CATEGORY: DAY TO DAY SURVIVAL
Yesterday, I had a chance to spend some time observing life in a doctor's waiting room.
I'd brought the novel I'm currently reading along, and planned to make some progress through its daunting (but wonderful) 500 pages while I waited for a family member.
I had just found my place in the book and read a few sentences when a man in his late thirties entered and made a point to say good morning to everyone.
Hmmm...I wondered, hasn't he heard of the rules of the anonymous waiting room? These people are not your friends; what's more they're ahead of you in lines so you better hope their maladies are neither too serious, nor too trivial. (The trivial ones are usually those of hypochondriacs; and we all know how time consuming their proliferating imaginary complaints can be.)

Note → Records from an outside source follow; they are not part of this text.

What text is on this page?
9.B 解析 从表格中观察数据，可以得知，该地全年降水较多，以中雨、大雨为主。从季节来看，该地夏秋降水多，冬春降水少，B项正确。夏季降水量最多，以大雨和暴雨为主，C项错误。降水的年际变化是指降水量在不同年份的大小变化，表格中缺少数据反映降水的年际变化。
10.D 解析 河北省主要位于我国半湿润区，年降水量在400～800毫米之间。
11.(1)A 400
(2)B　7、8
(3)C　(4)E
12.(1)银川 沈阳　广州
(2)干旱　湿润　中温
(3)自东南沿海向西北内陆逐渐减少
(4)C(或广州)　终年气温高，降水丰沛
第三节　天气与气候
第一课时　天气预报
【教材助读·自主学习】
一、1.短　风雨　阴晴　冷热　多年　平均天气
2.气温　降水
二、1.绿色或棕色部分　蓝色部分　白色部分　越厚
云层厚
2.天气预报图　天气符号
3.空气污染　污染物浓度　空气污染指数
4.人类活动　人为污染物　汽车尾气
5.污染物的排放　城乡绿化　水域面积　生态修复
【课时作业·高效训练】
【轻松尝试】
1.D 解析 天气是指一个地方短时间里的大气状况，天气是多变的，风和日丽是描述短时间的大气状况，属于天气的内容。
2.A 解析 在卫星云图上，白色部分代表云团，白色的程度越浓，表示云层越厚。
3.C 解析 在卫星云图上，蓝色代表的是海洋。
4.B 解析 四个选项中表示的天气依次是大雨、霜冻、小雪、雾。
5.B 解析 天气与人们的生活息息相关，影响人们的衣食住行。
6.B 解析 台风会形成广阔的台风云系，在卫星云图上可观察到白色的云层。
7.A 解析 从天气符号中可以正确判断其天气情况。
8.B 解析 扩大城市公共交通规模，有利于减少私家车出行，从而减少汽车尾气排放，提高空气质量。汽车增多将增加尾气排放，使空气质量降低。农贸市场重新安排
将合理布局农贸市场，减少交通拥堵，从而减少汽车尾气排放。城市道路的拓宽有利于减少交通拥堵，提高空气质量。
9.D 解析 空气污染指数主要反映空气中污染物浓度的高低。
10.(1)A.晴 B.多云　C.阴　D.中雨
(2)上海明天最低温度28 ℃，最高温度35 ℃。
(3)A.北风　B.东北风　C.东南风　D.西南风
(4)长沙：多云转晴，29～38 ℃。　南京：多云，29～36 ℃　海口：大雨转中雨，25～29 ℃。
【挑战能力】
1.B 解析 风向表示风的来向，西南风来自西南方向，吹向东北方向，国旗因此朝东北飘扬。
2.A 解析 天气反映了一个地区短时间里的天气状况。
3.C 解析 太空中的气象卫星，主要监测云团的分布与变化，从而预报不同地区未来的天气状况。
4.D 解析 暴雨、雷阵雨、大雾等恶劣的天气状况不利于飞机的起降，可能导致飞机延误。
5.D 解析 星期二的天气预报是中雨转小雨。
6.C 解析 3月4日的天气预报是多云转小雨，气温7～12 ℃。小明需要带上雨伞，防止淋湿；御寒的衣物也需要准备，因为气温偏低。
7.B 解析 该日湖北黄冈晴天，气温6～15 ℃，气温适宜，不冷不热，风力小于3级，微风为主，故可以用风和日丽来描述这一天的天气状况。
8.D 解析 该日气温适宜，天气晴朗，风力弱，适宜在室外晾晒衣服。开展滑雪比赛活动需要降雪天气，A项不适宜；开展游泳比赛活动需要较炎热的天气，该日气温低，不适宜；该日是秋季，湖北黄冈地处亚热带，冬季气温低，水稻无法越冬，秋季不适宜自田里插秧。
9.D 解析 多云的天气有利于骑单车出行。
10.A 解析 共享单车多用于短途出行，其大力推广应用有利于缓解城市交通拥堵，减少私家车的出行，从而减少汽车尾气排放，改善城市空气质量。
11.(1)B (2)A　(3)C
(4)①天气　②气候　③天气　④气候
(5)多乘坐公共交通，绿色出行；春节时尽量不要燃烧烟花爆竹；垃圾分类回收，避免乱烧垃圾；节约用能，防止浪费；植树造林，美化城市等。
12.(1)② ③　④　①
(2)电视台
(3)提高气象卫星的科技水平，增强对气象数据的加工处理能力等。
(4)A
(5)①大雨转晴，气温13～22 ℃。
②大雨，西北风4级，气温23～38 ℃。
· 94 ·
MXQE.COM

A few people grunted; I gave him a cautious smile and returned to my book.
However, only a minute or two later, I was again distracted by the entrance of a woman who carried her life through the door like a heavy sack she'd been dragging around for far too long. I immediately closed my book in deference to her misery.
Yes, she was elderly, though not terribly (70 maybe?) and perhaps sick, but the weight she carried was heavier than mere age--or even illness. I studied her flaccid arms, the downward slant of her face and voice, and wondered if she had once been pretty. If she'd ever been in love, had once entered the room as cheerily as the man who came before her. Of course, she had. As she sat down heavily beside me, the small space was infected with her private sorrow.

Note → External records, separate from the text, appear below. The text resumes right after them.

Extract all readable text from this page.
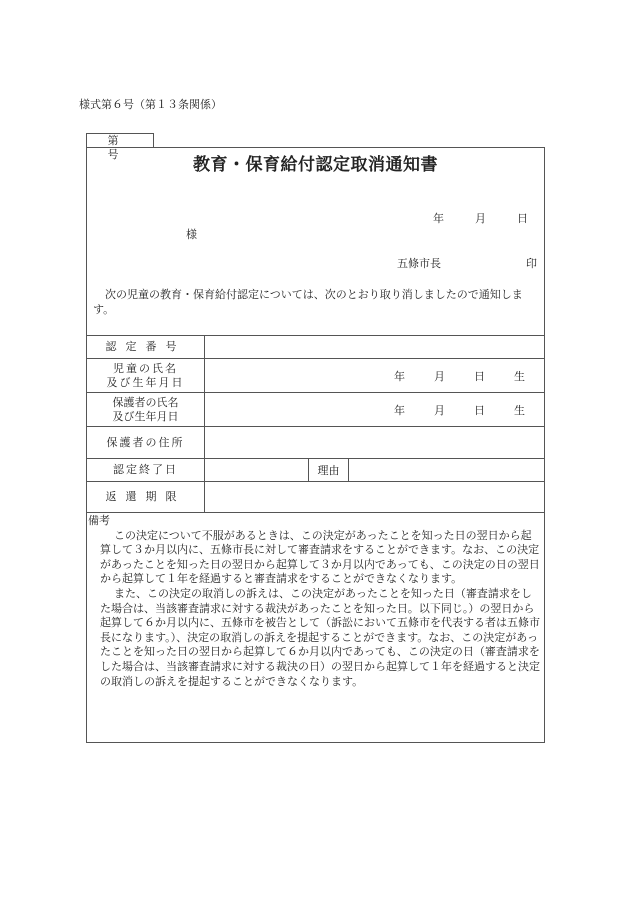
様式第６号（第１３条関係）
第　号
教育・保育給付認定取消通知書
年　月　日
様
五條市長	印
次の児童の教育・保育給付認定については、次のとおり取り消しましたので通知します。
認定番号			

児童の氏名
及び生年月日	年　月　日　生		

保護者の氏名
及び生年月日	年　月　日　生		
保護者の住所			
認定終了日		理由	
返還期限			

備考

この決定について不服があるときは、この決定があったことを知った日の翌日から起算して３か月以内に、五條市長に対して審査請求をすることができます。なお、この決定があったことを知った日の翌日から起算して３か月以内であっても、この決定の日の翌日から起算して１年を経過すると審査請求をすることができなくなります。

また、この決定の取消しの訴えは、この決定があったことを知った日（審査請求をした場合は、当該審査請求に対する裁決があったことを知った日。以下同じ。）の翌日から起算して６か月以内に、五條市を被告として（訴訟において五條市を代表する者は五條市長になります。）、決定の取消しの訴えを提起することができます。なお、この決定があったことを知った日の翌日から起算して６か月以内であっても、この決定の日（審査請求をした場合は、当該審査請求に対する裁決の日）の翌日から起算して１年を経過すると決定の取消しの訴えを提起することができなくなります。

I couldn't even pretend to read.
Soon after the woman entered, her husband followed, complaining loudly that it would have been nice if she waited for him. Didn't she knew he needed help getting up the stairs?
"I was trying to do you a favor by checking you in," the woman grumbled.

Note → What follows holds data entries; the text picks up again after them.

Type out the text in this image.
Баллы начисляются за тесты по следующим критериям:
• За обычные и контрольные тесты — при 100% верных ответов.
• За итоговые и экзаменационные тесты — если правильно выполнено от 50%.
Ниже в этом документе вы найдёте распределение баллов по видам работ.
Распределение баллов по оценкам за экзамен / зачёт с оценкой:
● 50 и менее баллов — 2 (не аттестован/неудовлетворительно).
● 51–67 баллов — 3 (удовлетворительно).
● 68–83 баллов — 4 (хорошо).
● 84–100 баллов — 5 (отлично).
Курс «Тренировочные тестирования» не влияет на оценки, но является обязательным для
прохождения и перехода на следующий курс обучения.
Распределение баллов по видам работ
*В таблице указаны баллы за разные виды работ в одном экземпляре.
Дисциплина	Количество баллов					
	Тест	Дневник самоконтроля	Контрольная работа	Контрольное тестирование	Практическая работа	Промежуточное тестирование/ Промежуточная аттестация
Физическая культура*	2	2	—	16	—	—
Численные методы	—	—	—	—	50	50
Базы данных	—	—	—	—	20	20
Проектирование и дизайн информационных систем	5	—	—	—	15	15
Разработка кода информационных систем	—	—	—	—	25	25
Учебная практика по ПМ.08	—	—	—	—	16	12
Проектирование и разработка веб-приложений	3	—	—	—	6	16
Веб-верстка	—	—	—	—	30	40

"Well you could have at least helped me up the stairs."
He then announced to the waiting room (also in defiance of the unwritten code) that he'd hurt his acchilles tendon in a recent tennis match, and was having trouble walking.) In truth, he was tanned, wearing an explensive looking gold outfut, and looked far healthier than his wife.
The friendly younger man immediately offered him a seat, and some commiseration. "That's a painful injury. Friend of mine had that once."
The old man grunted, but his curiosity was aroused. "What are you here for?"
"My knee. After arthroscopic surgeries, I'm still having trouble. Might have to get a knee replacement."
Briefly, the miserable woman looked up from The New York Times where she had retreated from her husband's castigation. "I had one of those. It was horrible. Worst thing I ever did."
"It was her own fault," her husband scoffed. "She never did her exercises. How did she think she was going to get better?"
The question hung in the air. I wondered if he ever addressed her directly.
"You two havent' been married long, have you?" the young man smiled.
"Too long. Far too long." The man in the golf shirt shook his head, as if dislodging the years. "Never thought I'd spend my retirement like this. I've got a house on the ocean, a winter place in Palm Beach, but what good does it do me? She never wants to do anything."
Again the young man laughed. "You better watch out. I think your wife's about to give you a left hook." (In truth, the wife had once again withdrawn, and seemed impervious to her husband's words.)
Briefly, the waiting room fell into an awkward silence. I thought of taking out my book again. But once again the older man interrupted my thoughts, turning to the resolute optimist across from him.
"What do you do for a living anyway?" I had the feeling he was accustomed to sizing people up with this question.
"I'm a mechanic over at the XX Plant. You know, one of the working stiffs waiting for the trickle down."
"Better leave politics out of it, young man, because I don't think we agree."
"You're right. We probably don't." The smile never left the younger man's face.
At that point, he was called into the office, and the conversation ended.
I managed to read five or six pages before he emerged.
"So what did he say?" Golf shirt asked. "Are you going to need the knee replacement?"
By now, the entire waiting room was engaged. We all looked up.
Even the wife was interested. She shook her jowls in warning. "The worst pain I ever had. More excruciating than childbirth."
"I'll be okay," the young man laughed.
But the woman was not going to give up. Pain was her subject and she would not cede a point to an obvious amateur. "You wait and--"
This time, however, he stopped her. "No, really, I'll be okay." And as he waved and wished us all luck, I knew that he would.
Soon, the husband and wife team were called inside, too; and the waiting room was quiet. But I was no longer interested in my book. Sometimes a half-hour in a waiting room is as complicated and profound as a 500 page novel anyway.
(So what do the sun flowers have to do with it? Not much, except that they remind me of a stranger's smile that briefly transformed an anonymous waiting room into a place where common humanity overcame any number of differences.)